A Successfail Experiment: Gunma’s 1932-1933 Rural Community Nutritional Improvement Project

Abstract

This article examines Japan’s 1932 rural community nutritional improvement project in Taido, Gunma Prefecture, a pioneering effort in governmental nutritional activism. Initiated by the Imperial Government Institute for Nutrition, this experimental program sought to demonstrate the efficacy of nutrition science in addressing malnutrition and economic hardship during the Great Depression. Although initially celebrated for its purported success in improving health and productivity without incurring additional costs, the project ultimately revealed the limitations of direct governmental interventions in family diets.
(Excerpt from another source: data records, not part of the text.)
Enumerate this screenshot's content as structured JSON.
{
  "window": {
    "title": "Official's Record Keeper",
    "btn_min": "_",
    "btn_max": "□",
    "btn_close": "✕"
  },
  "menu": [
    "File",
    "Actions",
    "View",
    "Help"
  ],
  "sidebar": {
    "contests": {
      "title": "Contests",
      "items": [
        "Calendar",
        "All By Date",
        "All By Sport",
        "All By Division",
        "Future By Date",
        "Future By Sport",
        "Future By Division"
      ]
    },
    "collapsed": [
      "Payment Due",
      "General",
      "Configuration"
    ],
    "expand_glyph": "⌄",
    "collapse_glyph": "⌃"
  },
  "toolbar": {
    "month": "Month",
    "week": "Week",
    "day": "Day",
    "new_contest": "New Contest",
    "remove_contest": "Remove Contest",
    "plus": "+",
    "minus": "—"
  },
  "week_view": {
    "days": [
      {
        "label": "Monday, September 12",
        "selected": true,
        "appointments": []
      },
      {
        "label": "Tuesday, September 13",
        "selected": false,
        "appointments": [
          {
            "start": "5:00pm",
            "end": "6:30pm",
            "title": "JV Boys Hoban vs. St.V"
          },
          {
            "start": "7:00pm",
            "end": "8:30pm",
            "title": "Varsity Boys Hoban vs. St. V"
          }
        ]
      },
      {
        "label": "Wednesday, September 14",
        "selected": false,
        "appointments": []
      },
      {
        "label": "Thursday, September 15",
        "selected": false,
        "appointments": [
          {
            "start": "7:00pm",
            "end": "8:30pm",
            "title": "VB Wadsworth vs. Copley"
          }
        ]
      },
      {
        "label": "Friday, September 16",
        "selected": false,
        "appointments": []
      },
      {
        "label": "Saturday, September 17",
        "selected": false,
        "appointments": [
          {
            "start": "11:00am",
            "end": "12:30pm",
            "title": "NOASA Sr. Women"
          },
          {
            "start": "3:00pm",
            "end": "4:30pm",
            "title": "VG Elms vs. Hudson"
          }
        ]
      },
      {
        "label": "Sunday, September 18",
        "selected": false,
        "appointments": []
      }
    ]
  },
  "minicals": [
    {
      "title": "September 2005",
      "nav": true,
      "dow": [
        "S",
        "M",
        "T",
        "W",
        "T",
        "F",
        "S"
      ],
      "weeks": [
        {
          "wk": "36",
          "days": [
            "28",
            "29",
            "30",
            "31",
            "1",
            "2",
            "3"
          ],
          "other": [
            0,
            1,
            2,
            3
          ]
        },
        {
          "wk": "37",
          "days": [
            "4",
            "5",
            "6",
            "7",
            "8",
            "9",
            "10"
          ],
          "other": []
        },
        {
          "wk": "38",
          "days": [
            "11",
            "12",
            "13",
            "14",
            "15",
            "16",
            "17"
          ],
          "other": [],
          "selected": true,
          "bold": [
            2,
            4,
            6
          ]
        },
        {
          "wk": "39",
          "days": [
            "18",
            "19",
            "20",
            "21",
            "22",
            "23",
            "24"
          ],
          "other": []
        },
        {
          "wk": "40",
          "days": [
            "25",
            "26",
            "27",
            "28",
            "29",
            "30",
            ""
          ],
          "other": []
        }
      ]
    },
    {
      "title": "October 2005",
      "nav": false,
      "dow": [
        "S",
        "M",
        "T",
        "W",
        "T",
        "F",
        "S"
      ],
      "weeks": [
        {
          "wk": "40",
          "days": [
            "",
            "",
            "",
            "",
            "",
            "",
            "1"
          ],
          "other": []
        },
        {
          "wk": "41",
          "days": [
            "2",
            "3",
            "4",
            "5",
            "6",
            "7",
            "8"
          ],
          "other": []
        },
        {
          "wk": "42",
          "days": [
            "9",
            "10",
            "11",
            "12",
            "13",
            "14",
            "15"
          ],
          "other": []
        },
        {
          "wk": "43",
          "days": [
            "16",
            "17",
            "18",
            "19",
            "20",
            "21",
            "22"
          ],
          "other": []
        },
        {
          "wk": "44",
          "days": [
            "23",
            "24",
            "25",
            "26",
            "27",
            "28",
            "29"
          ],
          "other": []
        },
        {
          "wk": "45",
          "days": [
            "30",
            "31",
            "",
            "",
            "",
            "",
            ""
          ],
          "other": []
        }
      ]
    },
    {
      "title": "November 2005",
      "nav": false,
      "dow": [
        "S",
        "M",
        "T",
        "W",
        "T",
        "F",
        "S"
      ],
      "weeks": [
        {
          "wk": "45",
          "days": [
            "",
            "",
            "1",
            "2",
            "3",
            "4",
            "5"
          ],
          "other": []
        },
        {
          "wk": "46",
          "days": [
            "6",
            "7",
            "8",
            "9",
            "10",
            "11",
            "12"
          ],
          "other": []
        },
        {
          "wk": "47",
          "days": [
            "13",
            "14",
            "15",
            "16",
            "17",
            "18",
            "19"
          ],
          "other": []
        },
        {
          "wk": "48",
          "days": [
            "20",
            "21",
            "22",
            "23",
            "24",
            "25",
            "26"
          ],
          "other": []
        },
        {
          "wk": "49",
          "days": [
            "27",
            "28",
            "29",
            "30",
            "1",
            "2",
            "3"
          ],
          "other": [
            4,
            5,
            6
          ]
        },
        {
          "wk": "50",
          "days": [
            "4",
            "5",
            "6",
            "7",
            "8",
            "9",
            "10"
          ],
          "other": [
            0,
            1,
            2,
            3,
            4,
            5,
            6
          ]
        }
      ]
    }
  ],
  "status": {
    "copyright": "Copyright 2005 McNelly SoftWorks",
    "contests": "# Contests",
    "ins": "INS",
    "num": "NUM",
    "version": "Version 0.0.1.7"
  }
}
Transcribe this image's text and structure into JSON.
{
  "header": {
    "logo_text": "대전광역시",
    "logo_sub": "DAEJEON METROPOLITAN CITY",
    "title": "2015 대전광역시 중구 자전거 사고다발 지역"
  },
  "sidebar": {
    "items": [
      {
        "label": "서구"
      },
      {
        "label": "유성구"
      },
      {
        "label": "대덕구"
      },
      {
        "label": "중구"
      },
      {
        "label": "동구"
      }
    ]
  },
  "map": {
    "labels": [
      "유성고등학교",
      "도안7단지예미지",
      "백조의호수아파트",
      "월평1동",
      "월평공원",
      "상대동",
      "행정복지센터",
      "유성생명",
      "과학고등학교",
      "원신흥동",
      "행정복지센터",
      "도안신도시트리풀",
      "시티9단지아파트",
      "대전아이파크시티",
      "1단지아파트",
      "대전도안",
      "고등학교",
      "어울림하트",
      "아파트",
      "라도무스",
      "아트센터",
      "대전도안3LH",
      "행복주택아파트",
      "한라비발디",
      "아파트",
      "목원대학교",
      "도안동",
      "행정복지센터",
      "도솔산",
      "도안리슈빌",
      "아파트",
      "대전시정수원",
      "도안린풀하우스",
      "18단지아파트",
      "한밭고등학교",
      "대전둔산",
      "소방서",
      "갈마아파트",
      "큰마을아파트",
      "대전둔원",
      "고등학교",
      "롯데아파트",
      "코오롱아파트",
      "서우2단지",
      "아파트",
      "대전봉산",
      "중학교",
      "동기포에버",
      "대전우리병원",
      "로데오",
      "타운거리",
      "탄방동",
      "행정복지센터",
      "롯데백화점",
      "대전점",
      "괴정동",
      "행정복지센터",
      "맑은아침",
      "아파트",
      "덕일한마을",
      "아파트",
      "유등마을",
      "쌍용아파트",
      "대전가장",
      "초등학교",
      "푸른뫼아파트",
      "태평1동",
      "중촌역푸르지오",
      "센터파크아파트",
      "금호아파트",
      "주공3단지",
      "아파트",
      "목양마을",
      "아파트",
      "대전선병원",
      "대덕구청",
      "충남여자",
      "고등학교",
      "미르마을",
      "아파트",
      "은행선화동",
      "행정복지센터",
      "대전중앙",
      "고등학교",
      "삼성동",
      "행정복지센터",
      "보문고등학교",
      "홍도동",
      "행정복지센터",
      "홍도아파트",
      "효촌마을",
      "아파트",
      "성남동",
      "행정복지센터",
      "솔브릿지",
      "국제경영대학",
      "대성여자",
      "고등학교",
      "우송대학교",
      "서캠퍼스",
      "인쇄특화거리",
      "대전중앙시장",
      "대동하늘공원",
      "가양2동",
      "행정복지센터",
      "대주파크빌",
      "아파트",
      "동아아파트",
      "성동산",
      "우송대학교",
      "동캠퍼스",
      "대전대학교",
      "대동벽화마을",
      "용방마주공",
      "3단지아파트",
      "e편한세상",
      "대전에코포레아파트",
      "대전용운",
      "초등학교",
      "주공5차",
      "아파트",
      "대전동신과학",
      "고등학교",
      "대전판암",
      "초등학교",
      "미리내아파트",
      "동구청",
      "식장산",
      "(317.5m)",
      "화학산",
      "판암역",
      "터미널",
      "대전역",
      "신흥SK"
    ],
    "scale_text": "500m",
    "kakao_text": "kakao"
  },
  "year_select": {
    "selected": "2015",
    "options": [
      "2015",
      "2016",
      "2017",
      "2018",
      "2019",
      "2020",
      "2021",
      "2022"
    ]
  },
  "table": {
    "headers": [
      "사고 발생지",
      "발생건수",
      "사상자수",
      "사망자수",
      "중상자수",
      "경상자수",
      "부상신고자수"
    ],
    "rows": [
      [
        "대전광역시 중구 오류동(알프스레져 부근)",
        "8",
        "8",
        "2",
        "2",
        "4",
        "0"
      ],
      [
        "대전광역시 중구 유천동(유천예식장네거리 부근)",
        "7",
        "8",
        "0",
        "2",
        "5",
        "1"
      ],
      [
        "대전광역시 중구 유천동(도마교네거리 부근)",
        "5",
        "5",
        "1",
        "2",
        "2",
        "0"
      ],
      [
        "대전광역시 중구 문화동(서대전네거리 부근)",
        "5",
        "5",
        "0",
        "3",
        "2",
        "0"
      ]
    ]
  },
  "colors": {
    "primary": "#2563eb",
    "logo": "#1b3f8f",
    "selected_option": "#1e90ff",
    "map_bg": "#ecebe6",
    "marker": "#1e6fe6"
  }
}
This intensive, laborious approach, which involved daily household visits and individualized meal plans, proved unscalable and unsustainable. Instead of this high-control, resource-hungry model that intervened directly in the household, nutritional improvement programs in the coming years focused on mass catering and nutrition education, particularly through publicly funded or subsidized school lunch programs such as the one pioneered as an add-on to the Taido campaign. In other words, the experiment’s ultimate legacy was not the ambitious model of household “controlled nutrition” it sought to prove. Rather, I argue, it was the unintended demonstration of the potential of institutional mass catering, especially publicly supported school lunch programs. In this sense, the project was a successful failure.